Habit 3: Complexity Demonstrates Intelligence

Smart people naturally create…chaos?  Today’s habit is about the value of parsimony in your work.  Previous habits linked here:

Seven Habits of Highly Dysfunctional Enterprise Developers:

  1. Blame Everyone But Yourself
  2. Confuse Motion With Action
  3. Use Complexity To Demonstrate Intelligence
  4. Keep Important Information Secret And Safe
  5. Fix It Later
  6. Reuse Is Overrated
  7. Principles Are More Important Than Results

Demonstrate Your Intelligence With Complexity

Ow, my head hurts...

Project complexity creeps in from two paths.  First, there’s accidental complexity.  As developers we love solving ALL kinds of problems–that’s usually why we choose this field.  Often times we start solving the problem before thinking about it first.  The result is stream-of-consciousness code, where even YOU won’t understand it in six months.  With comments.  As Mr. T would say, “I pity the fool”.

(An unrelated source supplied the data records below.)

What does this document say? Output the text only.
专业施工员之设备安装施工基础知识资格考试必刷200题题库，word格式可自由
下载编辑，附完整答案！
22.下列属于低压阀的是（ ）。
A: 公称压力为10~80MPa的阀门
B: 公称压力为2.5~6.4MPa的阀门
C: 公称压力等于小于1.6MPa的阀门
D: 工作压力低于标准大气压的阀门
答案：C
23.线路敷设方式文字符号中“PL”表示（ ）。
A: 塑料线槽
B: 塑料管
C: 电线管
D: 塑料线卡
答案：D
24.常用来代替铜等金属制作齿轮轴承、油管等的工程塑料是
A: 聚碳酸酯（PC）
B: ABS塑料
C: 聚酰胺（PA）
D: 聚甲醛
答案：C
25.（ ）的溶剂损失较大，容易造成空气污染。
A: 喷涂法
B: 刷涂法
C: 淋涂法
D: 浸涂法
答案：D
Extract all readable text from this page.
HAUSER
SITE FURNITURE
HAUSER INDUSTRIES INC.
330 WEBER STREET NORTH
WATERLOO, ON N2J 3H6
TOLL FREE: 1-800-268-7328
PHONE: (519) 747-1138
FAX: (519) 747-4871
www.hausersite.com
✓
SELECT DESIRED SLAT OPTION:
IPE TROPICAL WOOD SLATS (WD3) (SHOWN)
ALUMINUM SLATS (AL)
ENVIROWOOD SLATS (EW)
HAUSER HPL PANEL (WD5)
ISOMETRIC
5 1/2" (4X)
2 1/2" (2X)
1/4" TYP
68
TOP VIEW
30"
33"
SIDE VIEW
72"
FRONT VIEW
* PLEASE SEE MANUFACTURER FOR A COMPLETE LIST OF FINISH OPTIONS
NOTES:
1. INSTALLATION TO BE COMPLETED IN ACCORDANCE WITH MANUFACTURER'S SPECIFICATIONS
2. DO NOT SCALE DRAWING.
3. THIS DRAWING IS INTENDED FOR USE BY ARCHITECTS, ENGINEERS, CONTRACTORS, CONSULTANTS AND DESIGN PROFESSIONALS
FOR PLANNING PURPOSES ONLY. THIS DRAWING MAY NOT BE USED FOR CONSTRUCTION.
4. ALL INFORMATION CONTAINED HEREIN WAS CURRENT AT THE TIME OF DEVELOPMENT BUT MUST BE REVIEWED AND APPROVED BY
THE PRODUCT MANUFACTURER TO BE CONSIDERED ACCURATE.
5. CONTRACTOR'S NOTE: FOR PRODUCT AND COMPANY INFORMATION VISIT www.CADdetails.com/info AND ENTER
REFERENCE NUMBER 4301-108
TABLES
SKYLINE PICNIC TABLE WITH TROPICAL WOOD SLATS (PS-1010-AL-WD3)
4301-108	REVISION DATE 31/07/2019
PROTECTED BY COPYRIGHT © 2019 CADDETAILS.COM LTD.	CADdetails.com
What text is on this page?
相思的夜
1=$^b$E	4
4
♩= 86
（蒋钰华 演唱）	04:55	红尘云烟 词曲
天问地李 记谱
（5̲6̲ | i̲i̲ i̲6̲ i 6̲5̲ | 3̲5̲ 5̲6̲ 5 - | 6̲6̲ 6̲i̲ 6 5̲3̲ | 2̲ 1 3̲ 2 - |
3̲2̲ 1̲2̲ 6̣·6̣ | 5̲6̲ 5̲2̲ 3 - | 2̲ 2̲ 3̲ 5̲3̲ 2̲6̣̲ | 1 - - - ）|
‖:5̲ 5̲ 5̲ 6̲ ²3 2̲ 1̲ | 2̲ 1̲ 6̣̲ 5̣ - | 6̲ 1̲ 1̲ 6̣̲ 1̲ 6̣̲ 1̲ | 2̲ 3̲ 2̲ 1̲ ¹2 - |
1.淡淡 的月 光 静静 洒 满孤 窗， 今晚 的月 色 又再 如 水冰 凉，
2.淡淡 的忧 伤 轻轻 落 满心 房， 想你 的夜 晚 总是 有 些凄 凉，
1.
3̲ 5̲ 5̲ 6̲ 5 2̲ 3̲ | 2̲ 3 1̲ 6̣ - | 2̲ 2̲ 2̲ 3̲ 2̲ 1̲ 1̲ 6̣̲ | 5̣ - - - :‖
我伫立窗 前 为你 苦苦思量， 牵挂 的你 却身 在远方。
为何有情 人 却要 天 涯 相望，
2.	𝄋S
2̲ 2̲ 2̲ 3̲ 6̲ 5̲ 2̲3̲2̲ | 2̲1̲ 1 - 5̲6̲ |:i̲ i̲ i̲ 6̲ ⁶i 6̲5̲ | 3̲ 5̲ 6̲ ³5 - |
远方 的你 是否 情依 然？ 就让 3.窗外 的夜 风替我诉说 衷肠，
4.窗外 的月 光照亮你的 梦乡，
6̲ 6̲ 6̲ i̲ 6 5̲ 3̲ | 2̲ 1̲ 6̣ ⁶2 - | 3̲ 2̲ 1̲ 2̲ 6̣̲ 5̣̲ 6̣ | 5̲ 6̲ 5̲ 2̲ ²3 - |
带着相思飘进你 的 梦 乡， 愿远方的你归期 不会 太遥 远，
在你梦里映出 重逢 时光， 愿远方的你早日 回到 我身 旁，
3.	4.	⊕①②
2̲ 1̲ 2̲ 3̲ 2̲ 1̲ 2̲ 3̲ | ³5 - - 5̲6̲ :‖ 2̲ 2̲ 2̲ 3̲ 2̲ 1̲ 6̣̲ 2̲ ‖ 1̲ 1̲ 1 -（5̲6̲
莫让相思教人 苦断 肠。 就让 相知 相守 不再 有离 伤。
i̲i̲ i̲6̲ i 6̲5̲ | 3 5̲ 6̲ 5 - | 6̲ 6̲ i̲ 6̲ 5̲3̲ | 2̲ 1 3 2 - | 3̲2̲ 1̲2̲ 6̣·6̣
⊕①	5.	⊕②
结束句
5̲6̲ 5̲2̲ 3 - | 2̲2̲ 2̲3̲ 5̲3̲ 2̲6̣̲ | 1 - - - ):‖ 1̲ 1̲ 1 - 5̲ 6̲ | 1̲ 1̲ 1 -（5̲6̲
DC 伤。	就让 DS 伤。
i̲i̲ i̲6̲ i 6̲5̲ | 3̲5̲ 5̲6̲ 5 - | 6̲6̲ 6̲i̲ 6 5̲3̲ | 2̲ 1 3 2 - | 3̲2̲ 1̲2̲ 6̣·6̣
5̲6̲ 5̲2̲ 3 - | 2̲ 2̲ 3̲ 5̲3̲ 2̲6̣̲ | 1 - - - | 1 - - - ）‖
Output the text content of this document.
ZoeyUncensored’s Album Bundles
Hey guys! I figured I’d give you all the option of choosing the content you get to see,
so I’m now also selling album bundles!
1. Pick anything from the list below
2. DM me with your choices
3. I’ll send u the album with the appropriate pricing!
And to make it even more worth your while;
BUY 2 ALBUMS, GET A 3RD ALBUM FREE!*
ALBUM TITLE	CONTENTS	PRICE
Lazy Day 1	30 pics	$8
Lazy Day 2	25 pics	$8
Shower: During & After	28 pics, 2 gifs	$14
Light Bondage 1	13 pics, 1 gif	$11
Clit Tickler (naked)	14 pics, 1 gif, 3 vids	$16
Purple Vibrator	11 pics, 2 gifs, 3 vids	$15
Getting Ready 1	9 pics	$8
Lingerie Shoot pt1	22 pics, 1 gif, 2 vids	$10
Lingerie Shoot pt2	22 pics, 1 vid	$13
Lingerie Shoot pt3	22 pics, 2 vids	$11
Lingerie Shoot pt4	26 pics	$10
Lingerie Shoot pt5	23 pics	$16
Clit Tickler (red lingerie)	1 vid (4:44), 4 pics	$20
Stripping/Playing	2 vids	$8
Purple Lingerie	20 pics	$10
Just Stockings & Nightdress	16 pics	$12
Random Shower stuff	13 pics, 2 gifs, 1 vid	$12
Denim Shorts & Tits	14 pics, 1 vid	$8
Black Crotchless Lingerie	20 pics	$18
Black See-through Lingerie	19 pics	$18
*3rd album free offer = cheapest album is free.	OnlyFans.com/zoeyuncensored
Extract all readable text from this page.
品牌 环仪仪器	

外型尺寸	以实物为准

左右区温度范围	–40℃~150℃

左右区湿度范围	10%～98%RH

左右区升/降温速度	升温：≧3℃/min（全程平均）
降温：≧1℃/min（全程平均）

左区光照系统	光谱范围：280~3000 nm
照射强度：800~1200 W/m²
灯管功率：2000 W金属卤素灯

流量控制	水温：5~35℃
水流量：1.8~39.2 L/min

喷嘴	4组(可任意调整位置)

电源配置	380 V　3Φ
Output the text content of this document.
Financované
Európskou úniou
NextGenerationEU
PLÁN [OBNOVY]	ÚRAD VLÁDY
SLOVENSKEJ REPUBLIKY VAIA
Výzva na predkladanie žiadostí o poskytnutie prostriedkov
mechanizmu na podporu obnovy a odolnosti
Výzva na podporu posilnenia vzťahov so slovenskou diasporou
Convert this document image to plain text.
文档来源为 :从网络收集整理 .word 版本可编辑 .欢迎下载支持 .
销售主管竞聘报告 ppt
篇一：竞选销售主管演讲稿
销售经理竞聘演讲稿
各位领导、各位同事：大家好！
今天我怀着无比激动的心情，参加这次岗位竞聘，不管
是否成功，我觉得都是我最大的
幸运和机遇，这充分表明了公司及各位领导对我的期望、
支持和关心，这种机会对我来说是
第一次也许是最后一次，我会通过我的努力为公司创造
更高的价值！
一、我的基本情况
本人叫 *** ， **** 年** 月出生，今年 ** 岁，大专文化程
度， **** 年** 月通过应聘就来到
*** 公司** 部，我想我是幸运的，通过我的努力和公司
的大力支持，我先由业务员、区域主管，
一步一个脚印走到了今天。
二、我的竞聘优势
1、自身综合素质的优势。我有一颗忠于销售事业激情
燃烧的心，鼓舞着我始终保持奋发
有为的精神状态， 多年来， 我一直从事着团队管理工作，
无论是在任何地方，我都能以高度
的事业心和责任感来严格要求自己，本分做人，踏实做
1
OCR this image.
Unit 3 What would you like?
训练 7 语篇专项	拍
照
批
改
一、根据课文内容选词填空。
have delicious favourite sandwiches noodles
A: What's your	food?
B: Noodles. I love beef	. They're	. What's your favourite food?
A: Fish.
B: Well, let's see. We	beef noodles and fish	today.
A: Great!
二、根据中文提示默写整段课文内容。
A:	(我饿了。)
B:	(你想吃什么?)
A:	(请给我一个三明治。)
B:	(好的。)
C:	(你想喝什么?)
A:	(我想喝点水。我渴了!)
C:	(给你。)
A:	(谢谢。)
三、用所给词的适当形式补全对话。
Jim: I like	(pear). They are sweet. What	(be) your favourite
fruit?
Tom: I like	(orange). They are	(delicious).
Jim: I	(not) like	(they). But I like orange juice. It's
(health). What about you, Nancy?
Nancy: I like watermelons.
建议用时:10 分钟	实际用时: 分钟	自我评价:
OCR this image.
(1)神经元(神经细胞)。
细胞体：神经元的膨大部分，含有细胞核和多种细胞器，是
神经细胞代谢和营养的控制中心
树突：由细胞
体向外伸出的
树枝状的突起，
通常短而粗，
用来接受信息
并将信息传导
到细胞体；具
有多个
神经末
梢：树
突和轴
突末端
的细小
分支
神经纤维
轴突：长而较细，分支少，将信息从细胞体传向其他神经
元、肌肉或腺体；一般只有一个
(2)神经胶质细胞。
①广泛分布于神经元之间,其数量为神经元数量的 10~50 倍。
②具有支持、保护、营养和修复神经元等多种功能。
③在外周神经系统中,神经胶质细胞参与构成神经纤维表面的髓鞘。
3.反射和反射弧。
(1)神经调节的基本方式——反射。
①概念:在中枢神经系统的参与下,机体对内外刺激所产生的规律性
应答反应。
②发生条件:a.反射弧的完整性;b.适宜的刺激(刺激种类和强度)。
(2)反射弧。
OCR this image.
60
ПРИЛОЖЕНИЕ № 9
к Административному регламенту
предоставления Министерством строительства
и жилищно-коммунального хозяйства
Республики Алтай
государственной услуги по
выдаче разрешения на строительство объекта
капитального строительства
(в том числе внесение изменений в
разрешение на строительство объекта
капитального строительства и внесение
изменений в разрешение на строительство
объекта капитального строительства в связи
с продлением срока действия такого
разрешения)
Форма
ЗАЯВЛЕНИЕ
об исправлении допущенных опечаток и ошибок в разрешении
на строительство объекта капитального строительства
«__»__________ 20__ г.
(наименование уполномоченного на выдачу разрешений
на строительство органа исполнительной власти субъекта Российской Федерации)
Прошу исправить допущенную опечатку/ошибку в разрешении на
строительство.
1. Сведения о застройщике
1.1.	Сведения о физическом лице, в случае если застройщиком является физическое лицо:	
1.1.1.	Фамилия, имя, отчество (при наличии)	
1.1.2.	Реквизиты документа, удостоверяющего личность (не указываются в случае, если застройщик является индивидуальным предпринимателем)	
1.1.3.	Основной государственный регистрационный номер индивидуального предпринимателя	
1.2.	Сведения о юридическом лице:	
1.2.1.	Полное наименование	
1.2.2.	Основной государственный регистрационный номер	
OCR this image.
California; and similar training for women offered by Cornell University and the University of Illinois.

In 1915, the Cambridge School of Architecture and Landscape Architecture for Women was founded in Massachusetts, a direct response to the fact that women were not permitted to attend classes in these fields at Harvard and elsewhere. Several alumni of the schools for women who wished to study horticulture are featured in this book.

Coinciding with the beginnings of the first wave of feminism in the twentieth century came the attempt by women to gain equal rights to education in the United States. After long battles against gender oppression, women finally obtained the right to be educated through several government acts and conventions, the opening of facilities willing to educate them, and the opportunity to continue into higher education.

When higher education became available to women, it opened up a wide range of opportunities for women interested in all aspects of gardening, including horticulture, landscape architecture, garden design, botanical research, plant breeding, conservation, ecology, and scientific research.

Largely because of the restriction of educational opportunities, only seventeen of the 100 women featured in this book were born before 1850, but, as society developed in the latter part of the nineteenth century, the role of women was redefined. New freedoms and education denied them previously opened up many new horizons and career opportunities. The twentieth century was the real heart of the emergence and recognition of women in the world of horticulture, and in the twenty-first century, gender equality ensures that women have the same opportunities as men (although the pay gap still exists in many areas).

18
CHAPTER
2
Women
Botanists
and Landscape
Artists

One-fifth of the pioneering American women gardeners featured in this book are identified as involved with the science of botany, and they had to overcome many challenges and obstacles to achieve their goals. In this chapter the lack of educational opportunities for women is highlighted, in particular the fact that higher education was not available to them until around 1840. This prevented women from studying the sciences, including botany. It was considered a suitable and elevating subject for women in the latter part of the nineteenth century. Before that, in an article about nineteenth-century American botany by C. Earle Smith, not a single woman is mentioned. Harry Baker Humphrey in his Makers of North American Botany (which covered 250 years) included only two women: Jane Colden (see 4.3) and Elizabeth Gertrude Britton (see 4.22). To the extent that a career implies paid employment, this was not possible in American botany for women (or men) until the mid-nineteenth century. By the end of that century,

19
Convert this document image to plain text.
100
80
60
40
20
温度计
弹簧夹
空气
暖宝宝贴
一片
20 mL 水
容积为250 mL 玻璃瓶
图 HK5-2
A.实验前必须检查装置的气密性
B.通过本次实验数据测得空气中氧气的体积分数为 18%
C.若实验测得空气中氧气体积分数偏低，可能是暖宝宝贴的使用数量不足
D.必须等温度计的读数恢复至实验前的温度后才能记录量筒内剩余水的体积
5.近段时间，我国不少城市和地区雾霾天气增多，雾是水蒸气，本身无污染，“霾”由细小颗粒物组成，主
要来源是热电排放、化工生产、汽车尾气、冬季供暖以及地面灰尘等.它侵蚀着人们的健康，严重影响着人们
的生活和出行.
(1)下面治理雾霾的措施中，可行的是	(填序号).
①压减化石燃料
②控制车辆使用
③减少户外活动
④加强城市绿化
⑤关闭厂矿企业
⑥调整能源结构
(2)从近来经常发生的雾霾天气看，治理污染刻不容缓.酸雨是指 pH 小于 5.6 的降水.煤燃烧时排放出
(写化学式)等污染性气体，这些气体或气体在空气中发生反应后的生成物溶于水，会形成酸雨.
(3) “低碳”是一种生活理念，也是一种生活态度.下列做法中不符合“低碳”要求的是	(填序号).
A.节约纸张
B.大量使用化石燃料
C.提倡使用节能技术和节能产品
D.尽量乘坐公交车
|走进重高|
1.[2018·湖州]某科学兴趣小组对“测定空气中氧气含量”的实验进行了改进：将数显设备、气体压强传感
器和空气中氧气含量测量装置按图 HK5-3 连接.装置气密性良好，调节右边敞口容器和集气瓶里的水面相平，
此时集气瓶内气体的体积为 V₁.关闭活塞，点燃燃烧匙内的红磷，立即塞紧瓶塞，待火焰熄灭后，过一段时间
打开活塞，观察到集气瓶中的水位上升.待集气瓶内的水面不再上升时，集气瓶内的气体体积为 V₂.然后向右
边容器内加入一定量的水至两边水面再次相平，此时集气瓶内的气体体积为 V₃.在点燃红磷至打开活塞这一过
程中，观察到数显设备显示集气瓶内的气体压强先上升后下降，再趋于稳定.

How about the developer that actively accidentally obfuscates their code by using counter intuitive algorithms, poorly named variables, or seven levels of indirection.  This intentional complexity is even more insane.  I’m not sure if this comes from some Napoleon complex in software, lack of training/experience or just a naive repertoire of coding tools.  Either way, it sucks for everyone else down the line from your code.

Simple code is easy to read, easy to maintain, and a joy to work on.  Sometimes, simple code will naturally evolve from complex code during the course of code reviews or pair programming efforts.  The best programmers I’ve ever worked with have one thing in common:  making complex things simpler.  And despite what I read about this Python library experience, simplicity pays for itself down the road.  Being afraid that a simple solution makes you appear less smart is crazy.  Want to prove how smart you are?  Try teaching some training class to your peers instead.

There are some easy ways to help fight both kinds of complexity:

  • Google the problem before you attempt solve it.  See if a solution already exists.  Understand that solution first.
  • If you only understand one solution to a problem, ask someone else for a different perspective, especially if you struggled with that answer.
  • Refactor if you don’t like it the first time.
  • Actively seek to reuse existing libraries.

Endeavor to make things easier for yourself and others.  The sanity you save may be your own.